I’ll be honest. Can I be honest? I was never a girls’ girl.
I’ve always believed all women to be strong, smart, beautiful, brave… I just didn’t like being around them very much.
Growing up, my cousin, sister and my mom’s sister- who I won’t call my aunt since there is a small age difference between us- were my best friends. I remember always thinking “I just don’t get girls“. I remember being in elementary school, playing soccer with some of the boys from my class. The next day, none of the girls from my class would talk to me and I was told I shouldn’t be trusted because I’m too much of a tomboy.
Kids can be real assholes sometimes.
Throughout my teenage years, I always got along with boys a lot better than I did with girls. Maybe it was because I dressed almost like a boy myself? You know, baggy cargo pants, hoodies two sizes too big, backward hat. Maybe it was because despite reading Cosmo and stealing my mom’s makeup on occasion, I didn’t like talking about boys, or clothes or all those other things girls like to talk about. I wanted to talk about music, or football, or the universe, or books. While my friends liked to plot how to get a boy to invite them to a school dance, I dreamt about finally having a best friend; someone who I can have meaningful conversations with, someone who would just “get” me.
Playing dress-up with my mom’s sister, Ania. As a little girl, I loved hanging out with her and her teenage friends.
Actually, for many years, I was convinced that I had a twin sister who was given up for adoption and on my loneliest of days, I’d imagine her knocking on my door. Well, my mom assures me that I never had a twin sister, although I’m not quite sure I believe her…
In High School and college I was too busy working to make friends. It wasn’t until my early twenties that I started putting myself “out there” and to be honest, I hated it. I’d go out with one of my friends and her girlfriends and although I’d have fun for an hour or two, I usually spent the remainder of the night wishing I was in bed, next to my husband, watching Netflix. All I’d hear was them talk about clothes and other girls’ engagement rings and how small or big they were, and the drama and that someone’s boyfriend was looking at someone else. At the end of the night, I felt like I was surrounded by this cloud of noise and negative energy. To be honest, I’d even avoid going to places like hair salons, because being around that many women always made me feel uncomfortable and always left me feeling terrified that I’d say something super awkward.

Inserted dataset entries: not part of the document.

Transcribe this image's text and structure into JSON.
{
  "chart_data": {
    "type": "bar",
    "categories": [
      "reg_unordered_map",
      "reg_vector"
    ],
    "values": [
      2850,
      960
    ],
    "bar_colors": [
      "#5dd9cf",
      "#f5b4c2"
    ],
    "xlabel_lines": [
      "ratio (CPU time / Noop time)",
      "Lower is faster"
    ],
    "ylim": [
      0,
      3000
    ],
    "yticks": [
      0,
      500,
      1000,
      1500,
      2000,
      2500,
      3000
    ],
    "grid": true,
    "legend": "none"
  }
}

I go through the same thing whenever my sister tells me a story about something that happened at work, or at a party or a get-together she attended. I always get lost and pretty soon I’ll have to start writing the names of her friends and coworkers down, because it’s so hard for me to keep up with who isn’t talking to who and who invited themselves to whose wedding. Listening to her and my friend’s stories, got me thinking that I must be weird. I’d always think “dude.. how can one person know that many people, how do you keep up?“
When I started this blog, I didn’t tell anyone except Mark, my mom and sister. I was suuuper shy and the thought of someone I know reading this blog, horrified me. But Mark was so proud of me that he begged me to let him tell some of his close friends. I was so embarrassed, and then blown away at the support two of his closest friends showed me. They kept telling me how cool it is, how proud and happy for me they are; it literally brought me to tears. That night, I teared up when I told Mark “I am so happy that you have such close and awesome friends, I think that’s so fucking cool”. Truth is, I never had such strong friendships with other women.

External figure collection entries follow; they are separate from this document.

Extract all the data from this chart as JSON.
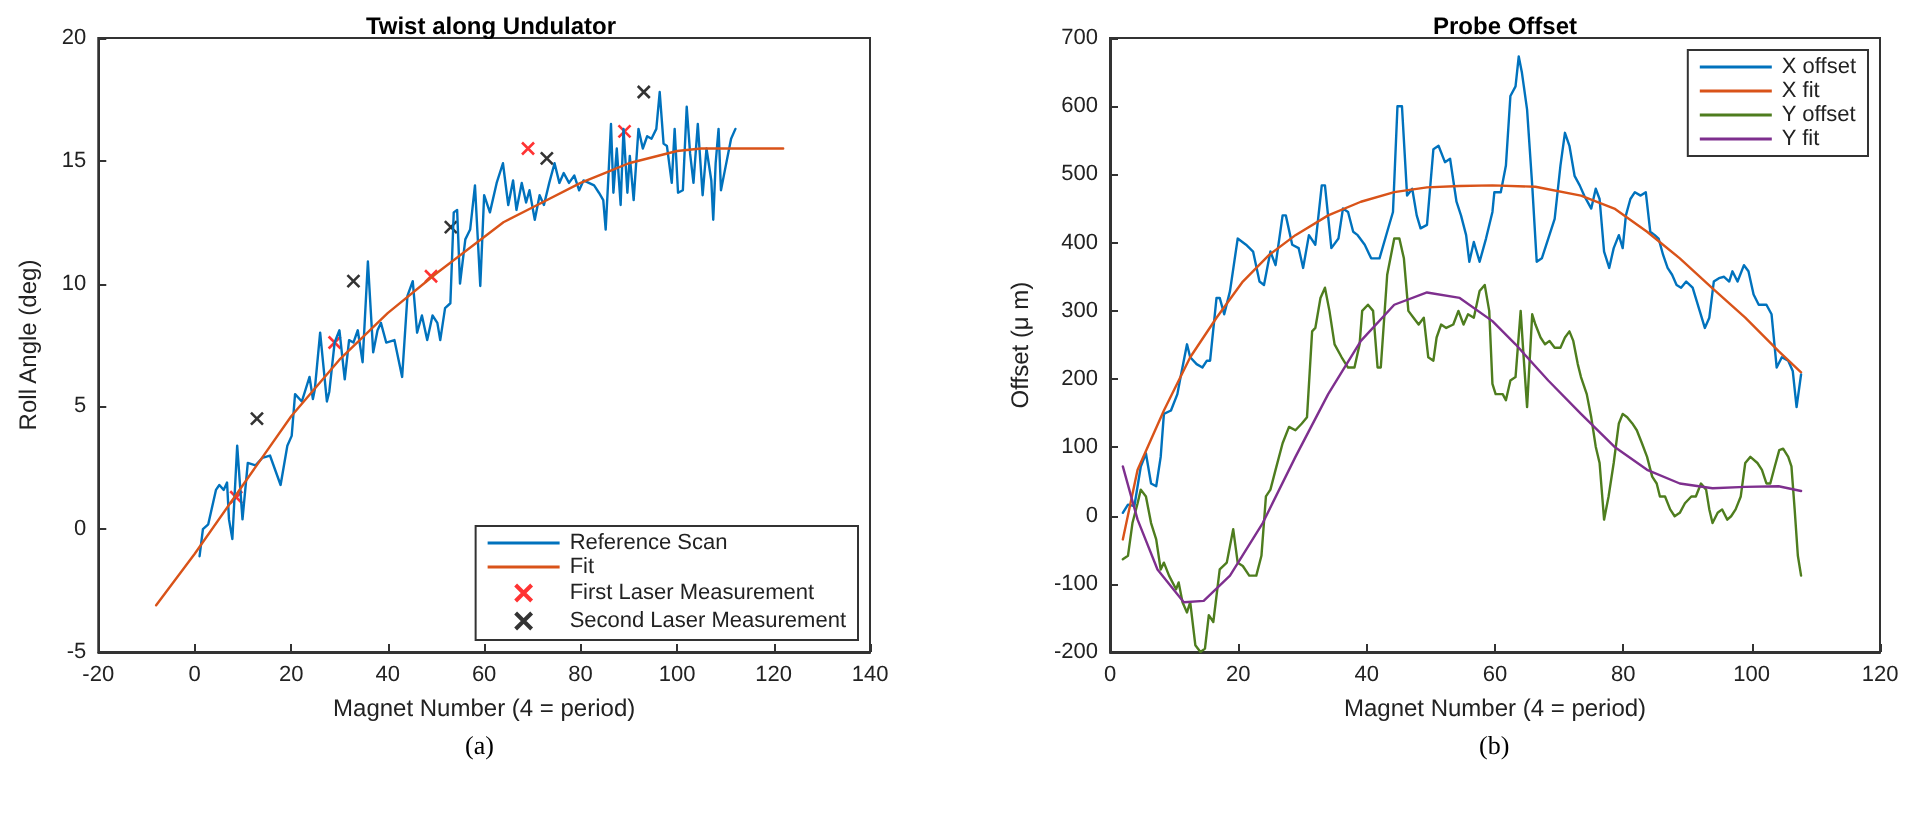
{
  "chart_data": [
    {
      "type": "line",
      "title": "Twist along Undulator",
      "xlabel": "Magnet Number (4 = period)",
      "ylabel": "Roll Angle (deg)",
      "xlim": [
        -20,
        140
      ],
      "ylim": [
        -5,
        20
      ],
      "xticks": [
        -20,
        0,
        20,
        40,
        60,
        80,
        100,
        120,
        140
      ],
      "yticks": [
        -5,
        0,
        5,
        10,
        15,
        20
      ],
      "legend": "bottom right",
      "marker": "none",
      "annotations": [
        "(a)"
      ],
      "series": [
        {
          "name": "Reference Scan",
          "color": "#0072bd",
          "x": [
            1.0,
            1.7,
            2.8,
            4.4,
            5.1,
            6.0,
            6.7,
            7.1,
            7.8,
            8.8,
            9.9,
            11.0,
            12.6,
            14.0,
            15.6,
            17.8,
            19.2,
            20.1,
            20.8,
            22.2,
            23.8,
            24.5,
            24.9,
            26.0,
            26.6,
            27.4,
            27.9,
            29.0,
            30.0,
            31.1,
            32.0,
            32.9,
            33.8,
            34.8,
            35.9,
            37.0,
            37.9,
            38.6,
            39.7,
            41.4,
            43.0,
            44.1,
            45.2,
            46.1,
            47.1,
            48.2,
            49.3,
            50.3,
            50.9,
            51.9,
            53.0,
            53.7,
            54.4,
            55.0,
            56.1,
            57.1,
            58.1,
            59.2,
            60.0,
            61.2,
            62.6,
            63.9,
            65.0,
            66.0,
            66.7,
            67.8,
            68.7,
            69.4,
            70.5,
            71.5,
            72.4,
            73.5,
            74.6,
            75.6,
            76.5,
            77.6,
            78.7,
            79.7,
            80.6,
            81.7,
            82.8,
            83.8,
            84.7,
            85.2,
            85.8,
            86.3,
            86.8,
            87.5,
            88.3,
            88.9,
            89.7,
            90.2,
            91.0,
            92.0,
            92.9,
            93.8,
            94.7,
            95.7,
            96.4,
            97.2,
            97.9,
            98.9,
            99.5,
            100.2,
            101.2,
            102.0,
            102.7,
            103.4,
            104.3,
            105.3,
            106.1,
            107.1,
            107.5,
            108.0,
            108.6,
            109.1,
            109.9,
            111.2,
            112.1
          ],
          "values": [
            -1.1,
            0.0,
            0.2,
            1.6,
            1.8,
            1.6,
            1.9,
            0.4,
            -0.4,
            3.4,
            0.4,
            2.7,
            2.6,
            2.9,
            3.0,
            1.8,
            3.4,
            3.8,
            5.5,
            5.2,
            6.2,
            5.3,
            5.7,
            8.0,
            6.8,
            5.2,
            5.6,
            7.6,
            8.1,
            6.1,
            7.7,
            7.6,
            8.1,
            6.8,
            10.9,
            7.2,
            8.1,
            8.4,
            7.6,
            7.7,
            6.2,
            9.5,
            10.1,
            8.0,
            8.7,
            7.7,
            8.7,
            8.4,
            7.7,
            9.0,
            9.2,
            12.9,
            13.0,
            10.0,
            11.8,
            12.2,
            14.0,
            9.9,
            13.6,
            12.9,
            14.1,
            14.9,
            13.2,
            14.2,
            13.0,
            14.1,
            13.3,
            13.8,
            12.6,
            13.6,
            13.2,
            14.1,
            14.9,
            14.1,
            14.5,
            14.1,
            14.4,
            13.8,
            14.2,
            14.1,
            14.0,
            13.7,
            13.4,
            12.2,
            14.5,
            16.5,
            13.7,
            15.5,
            13.2,
            16.3,
            13.7,
            15.2,
            13.4,
            16.3,
            15.5,
            16.0,
            15.9,
            16.3,
            17.8,
            15.7,
            15.6,
            14.1,
            16.3,
            13.7,
            13.8,
            17.2,
            15.3,
            14.1,
            16.5,
            13.6,
            15.5,
            14.2,
            12.6,
            14.9,
            16.3,
            13.8,
            14.6,
            15.9,
            16.3
          ]
        },
        {
          "name": "Fit",
          "color": "#d95319",
          "x": [
            -8,
            0,
            10,
            20,
            30,
            40,
            50,
            60,
            64,
            70,
            80,
            85,
            90,
            100,
            105,
            110,
            122
          ],
          "values": [
            -3.1,
            -1.0,
            1.8,
            4.6,
            6.9,
            8.8,
            10.4,
            11.9,
            12.5,
            13.1,
            14.1,
            14.5,
            14.9,
            15.4,
            15.5,
            15.5,
            15.5
          ]
        },
        {
          "name": "First Laser Measurement",
          "type": "scatter",
          "marker": "cross",
          "color": "#ff0000",
          "x": [
            8.6,
            29.0,
            49.0,
            69.1,
            89.1
          ],
          "values": [
            1.3,
            7.6,
            10.3,
            15.5,
            16.2
          ]
        },
        {
          "name": "Second Laser Measurement",
          "type": "scatter",
          "marker": "cross",
          "color": "#000000",
          "x": [
            12.9,
            32.9,
            53.1,
            73.0,
            93.1
          ],
          "values": [
            4.5,
            10.1,
            12.3,
            15.1,
            17.8
          ]
        }
      ]
    },
    {
      "type": "line",
      "title": "Probe Offset",
      "xlabel": "Magnet Number (4 = period)",
      "ylabel": "Offset (μ m)",
      "xlim": [
        0,
        120
      ],
      "ylim": [
        -200,
        700
      ],
      "xticks": [
        0,
        20,
        40,
        60,
        80,
        100,
        120
      ],
      "yticks": [
        -200,
        -100,
        0,
        100,
        200,
        300,
        400,
        500,
        600,
        700
      ],
      "legend": "top right",
      "marker": "none",
      "annotations": [
        "(b)"
      ],
      "series": [
        {
          "name": "X offset",
          "color": "#0072bd",
          "x": [
            2.0,
            2.8,
            3.8,
            4.8,
            5.6,
            6.4,
            7.2,
            7.9,
            8.4,
            9.5,
            10.5,
            11.0,
            12.0,
            12.5,
            13.5,
            14.4,
            15.1,
            15.6,
            16.6,
            17.1,
            17.8,
            18.7,
            19.9,
            21.2,
            22.3,
            23.3,
            24.0,
            25.0,
            25.8,
            26.9,
            27.4,
            28.4,
            29.4,
            30.1,
            31.0,
            32.0,
            33.0,
            33.5,
            34.5,
            35.6,
            36.3,
            37.1,
            37.9,
            38.6,
            39.7,
            40.7,
            42.0,
            43.2,
            44.1,
            44.8,
            45.5,
            46.3,
            47.1,
            47.8,
            48.4,
            49.4,
            50.4,
            51.2,
            52.2,
            53.0,
            54.0,
            54.7,
            55.5,
            56.0,
            56.7,
            57.6,
            58.6,
            59.6,
            59.9,
            60.9,
            61.7,
            62.4,
            63.2,
            63.7,
            64.2,
            65.0,
            65.8,
            66.5,
            67.3,
            68.3,
            69.3,
            70.2,
            70.9,
            71.6,
            72.4,
            73.2,
            73.9,
            75.0,
            75.7,
            76.3,
            77.0,
            77.8,
            78.5,
            79.3,
            79.9,
            80.4,
            81.1,
            81.8,
            82.7,
            83.5,
            84.2,
            84.9,
            85.5,
            86.2,
            86.9,
            87.6,
            88.3,
            89.0,
            89.8,
            90.8,
            91.9,
            92.7,
            93.4,
            94.1,
            94.9,
            95.7,
            96.5,
            97.0,
            97.8,
            98.8,
            99.5,
            100.3,
            101.1,
            102.3,
            103.1,
            103.9,
            104.7,
            105.7,
            106.4,
            107.0,
            107.7
          ],
          "values": [
            4,
            16,
            14,
            72,
            91,
            47,
            43,
            86,
            149,
            154,
            178,
            203,
            251,
            232,
            222,
            217,
            227,
            227,
            319,
            319,
            295,
            329,
            406,
            397,
            387,
            343,
            338,
            387,
            367,
            440,
            440,
            397,
            392,
            363,
            411,
            397,
            484,
            484,
            392,
            406,
            450,
            445,
            416,
            411,
            397,
            377,
            377,
            416,
            445,
            600,
            600,
            469,
            479,
            440,
            421,
            426,
            537,
            542,
            518,
            523,
            460,
            440,
            411,
            372,
            401,
            372,
            406,
            445,
            474,
            474,
            513,
            615,
            629,
            673,
            649,
            595,
            484,
            372,
            377,
            406,
            435,
            513,
            561,
            542,
            498,
            484,
            469,
            450,
            479,
            464,
            387,
            363,
            392,
            411,
            392,
            440,
            464,
            474,
            469,
            474,
            416,
            411,
            406,
            382,
            363,
            353,
            338,
            334,
            343,
            334,
            300,
            275,
            290,
            343,
            348,
            350,
            343,
            358,
            343,
            367,
            358,
            324,
            309,
            309,
            295,
            217,
            232,
            227,
            212,
            159,
            207
          ]
        },
        {
          "name": "X fit",
          "color": "#d95319",
          "x": [
            2.0,
            4.3,
            8.4,
            12.5,
            16.6,
            20.7,
            24.8,
            28.9,
            34.0,
            39.1,
            44.3,
            49.4,
            54.5,
            59.6,
            66.3,
            73.4,
            78.6,
            83.7,
            88.8,
            93.9,
            99.0,
            104.2,
            107.7
          ],
          "values": [
            -35,
            67,
            154,
            232,
            290,
            343,
            382,
            411,
            440,
            460,
            474,
            481,
            483,
            484,
            482,
            469,
            450,
            416,
            377,
            333,
            290,
            241,
            210
          ]
        },
        {
          "name": "Y offset",
          "color": "#4e7d1e",
          "x": [
            2.0,
            2.8,
            3.5,
            4.3,
            4.8,
            5.6,
            6.4,
            7.2,
            7.9,
            8.4,
            9.2,
            10.3,
            10.7,
            11.3,
            12.0,
            12.5,
            13.3,
            14.1,
            14.8,
            15.4,
            16.1,
            17.1,
            18.2,
            19.2,
            19.9,
            20.7,
            21.7,
            22.8,
            23.6,
            24.3,
            25.0,
            25.8,
            26.9,
            27.9,
            28.9,
            29.9,
            30.7,
            31.5,
            32.0,
            32.8,
            33.5,
            34.2,
            35.0,
            36.1,
            37.1,
            38.1,
            38.9,
            39.3,
            40.2,
            41.0,
            41.7,
            42.2,
            43.2,
            44.3,
            45.1,
            45.8,
            46.5,
            47.3,
            48.1,
            48.9,
            49.6,
            50.4,
            50.9,
            51.6,
            52.4,
            53.5,
            54.3,
            55.1,
            55.8,
            56.7,
            57.6,
            58.4,
            59.1,
            59.6,
            60.1,
            61.2,
            61.7,
            62.4,
            63.2,
            64.0,
            64.4,
            65.0,
            65.8,
            66.3,
            67.1,
            67.8,
            68.5,
            69.3,
            70.2,
            70.9,
            71.6,
            72.2,
            72.9,
            73.4,
            74.3,
            75.0,
            75.7,
            76.3,
            77.0,
            77.7,
            78.5,
            79.3,
            79.9,
            80.6,
            81.4,
            82.1,
            82.9,
            83.7,
            84.5,
            85.2,
            85.7,
            86.5,
            87.3,
            88.0,
            88.8,
            89.6,
            90.6,
            91.3,
            92.1,
            92.9,
            93.4,
            93.9,
            94.7,
            95.4,
            96.2,
            96.8,
            97.5,
            98.3,
            99.0,
            99.8,
            100.9,
            101.6,
            102.3,
            102.9,
            103.6,
            104.3,
            104.9,
            105.7,
            106.2,
            106.7,
            107.2,
            107.7
          ],
          "values": [
            -64,
            -59,
            -11,
            18,
            38,
            28,
            -11,
            -35,
            -79,
            -69,
            -88,
            -108,
            -98,
            -127,
            -142,
            -127,
            -190,
            -200,
            -195,
            -146,
            -156,
            -79,
            -69,
            -20,
            -69,
            -74,
            -88,
            -88,
            -59,
            28,
            38,
            67,
            106,
            130,
            125,
            135,
            144,
            270,
            275,
            319,
            334,
            300,
            251,
            232,
            217,
            217,
            251,
            300,
            309,
            300,
            217,
            217,
            353,
            406,
            406,
            377,
            300,
            290,
            280,
            290,
            232,
            227,
            261,
            280,
            275,
            280,
            300,
            280,
            295,
            290,
            329,
            338,
            300,
            193,
            178,
            178,
            169,
            198,
            203,
            300,
            241,
            159,
            295,
            280,
            261,
            251,
            256,
            246,
            246,
            261,
            270,
            256,
            222,
            203,
            178,
            144,
            101,
            77,
            -6,
            28,
            77,
            135,
            149,
            144,
            135,
            125,
            106,
            86,
            57,
            47,
            28,
            28,
            9,
            -1,
            4,
            18,
            28,
            28,
            47,
            38,
            9,
            -11,
            4,
            9,
            -6,
            -1,
            9,
            28,
            77,
            86,
            77,
            67,
            47,
            47,
            72,
            96,
            98,
            86,
            72,
            9,
            -59,
            -88
          ]
        },
        {
          "name": "Y fit",
          "color": "#7e2f8e",
          "x": [
            2.0,
            4.3,
            7.4,
            11.5,
            14.6,
            18.7,
            23.8,
            28.9,
            34.0,
            39.1,
            44.3,
            49.4,
            54.5,
            59.6,
            63.2,
            68.3,
            73.4,
            78.6,
            83.7,
            88.8,
            93.9,
            99.0,
            104.2,
            107.7
          ],
          "values": [
            72,
            -6,
            -79,
            -127,
            -125,
            -88,
            -11,
            86,
            178,
            256,
            309,
            327,
            319,
            285,
            251,
            198,
            149,
            101,
            67,
            47,
            40,
            42,
            43,
            36
          ]
        }
      ]
    }
  ]
}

As it turns out, though, I have more than just one “twin sister” out there. Writing this blog, connecting with other bloggers and women who read my posts, proved that there are a ton of girls who can relate to my past struggles with depression or anxiety and can understand me better than anyone else. There are girls who are just as driven as me, girls who don’t like drama, girls who like to watch football, girls who hate romantic comedies, girls who love supporting one another and pushing each other to do better and bigger things. There are girls who, just like me, like to obsess about pretty makeup or good skincare, without being superficial. As it turns out, I’m very much capable of being friends with other women and female friendships can feel pretty empowering.
Let’s face it: women are pretty fucking amazing. I don’t know if I’d ever be able to realize just how amazing they are, if it wasn’t for the friendships I’ve built thanks to this blog. Over the last year I’ve received so much support, so many encouraging words, it seems that just now, at 27, I am learning just how special female friendships can be. I’ve come to understand that there was never anything wrong with me, or with the girls/women I tried to be friends with; we just didn’t have much in common, had different values and looked for different things in a friendship.
Remember that people who want less than the best for you, people who don’t make you feel good about yourself, are probably not worth your time. If my experience has taught me anything, it’s that female friendship doesn’t have to be difficult and filled with drama; it doesn’t have to involve weekly cosmos, gossip and mani-pedi sessions, if group visits to the nail salon aren’t your thing. It also taught me that the easiest way to build new relationships, is picking up a hobby and connecting with like-minded people who love and are interested in the same things as you are.
….and, I don’t have to worry about defining myself as a “guy’s girl” or a “girls’ girl” anymore, because I can do both: watch River Monsters and drink beer with my husband and his friends, and talk makeup all day long with my friends.